Subject to a few basic requirements, the law provides remedies to ensure, or at least incentivise, parties to meet their contractual obligations. Those requirements are of different kinds. There are the technical ones for a contract to exist – offer and acceptance, consideration, requirements for writing, etc. There are the public policy ones – eg obligations to do illegal things are not enforceable. There are a few others “at the margins”, eg occasionally contracts may be void for mistake, while insurance contracts are subject to greater obligations of disclosure than most contracts. There are rules on how to bring a breach-of-contract case and as to the remedies that can be obtained, but they need not detain us here.
Usually, these requirements and rules are in the background. They provide a context for parties who enter into a contract, but they are not usually at the forefront of the parties’ minds. Instead, they care about the substance of their obligations to one another – the content of the contract.
English law cares little about that content. It is a private matter for the parties to agree. The law implies certain obligations into the contract, usually only the bare minimum to make the deal work and usually only to deal with points that the parties haven’t thought about and agreed explicitly.

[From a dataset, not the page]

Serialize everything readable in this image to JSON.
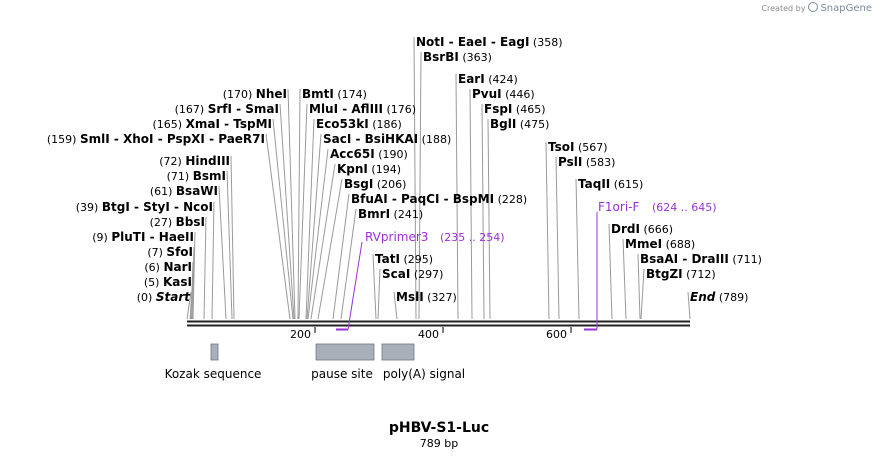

The court’s main roles in a contract dispute are to work out what the parties have agreed (including any implied terms), and then work out whether they have done what they agreed to do. Often, these roles require the court to do two things: (1) identify and interpret the terms of the contract, and (2) decide what the relevant facts are, eg as to their conduct in relation to the contract.
The latter task is often messy and takes most of the time of the court – hearing witnesses, reviewing records etc. At the time of entering into the contract, this messiness is all in the future. Negotiations sometimes seem to assume a strict adherence to the procedures set out in the contract; in practice this rarely happens.
The task of construing the contract relies more on the analysis of words than the hearing of evidence of who said what to whom etc. Usually. In an ideal world. In reality, the evidence sometimes intrudes and influences the judge in his analysis. Sometimes this is considered necessary to do “justice” in the case. Anyway, judges are not computer programs and are not always consistent in their interpretation of the words used. Whisper it quietly, but some of them are not very good at linguistic analysis.
Yet, it is not a free-for-all. There are some rules on how the contract should be construed. Parties are assumed to have agreed the terms set out in a signed written contract. What those terms mean depends on the words used and how they are interpreted. Words can mean different things to different people. English law is usually interested in what those terms mean to an outsider who has the background facts. In other words, not the subjective views of the parties.
So, when it comes to interpreting contracts, there are some pressures in favour of strict linguistic analysis, and some towards a more human approach that relies partly on how the parties are perceived to have behaved. This makes it difficult to predict how a court will interpret and apply a contractual obligation. It also depends partly on the court. In the past, IP Draughts has challenged a barrister who advised that a County Court would not hold a party to do something within a strict time limit set out in the contract, as a condition of exercising certain contractual rights. Surely the contract was clear and should be enforced by the court, IP Draughts queried. Perhaps you might get that approach from some Chancery judges in the High Court, sniffed the barrister. But not in the County Court. Not on this fact pattern.
There are limits to how far good contract drafting will take you, if your objective is to win in court. But there are other reasons for drafting contracts well. Having clear contract terms may help the parties to avoid a dispute over their meaning, so that they don’t need go to court.
Thus, excellence in contract drafting and excellence as a contract lawyer are overlapping circles in the Venn diagram of commercial life, but they are not identical or even sub-sets of one another. Sometimes, as a lawyer, doing one’s best for a client may involve drafting a contract in a way that could be viewed as sub-optimal from a pure contract drafting perspective. This should never be used as an excuse for shoddy drafting.
So, is contract drafting an art or a science? Viewed as a discipline where clarity, consistency and lack of ambiguity are among the main requirements, it may be more science than art, more like a computer program than a literary essay. For jobbing lawyers who have to deal with messy realities of life, the scientific approach has its place, but other factors may also need to be considered. These factors may include:
- being asked to start with a template agreement whose terms have involved over time, and where the client may be both unclear on why some of the terms are present and reluctant to drop provisions that may provide theoretical protection
- pressure from parties and their lawyers in negotiations, where sometimes it is necessary to keep one’s powder dry for the most important revisions
- lack of time or budget to improve the drafting to the extent one would like
- prioritising a favourable interpretation in court over clarity in drafting, if (as sometimes happens) the two conflict, eg by using jargon that one knows the court will understand, even if the parties find it difficult
As conflicting priorities and other human factors intrude into the drafting process, a more ad hoc approach to drafting is likely to be taken. This approach could be viewed as closer to an art form than a scientific process. Whatever approach is taken, the drafting should reflect a set of drafting principles that place a high priority on clarity and accuracy.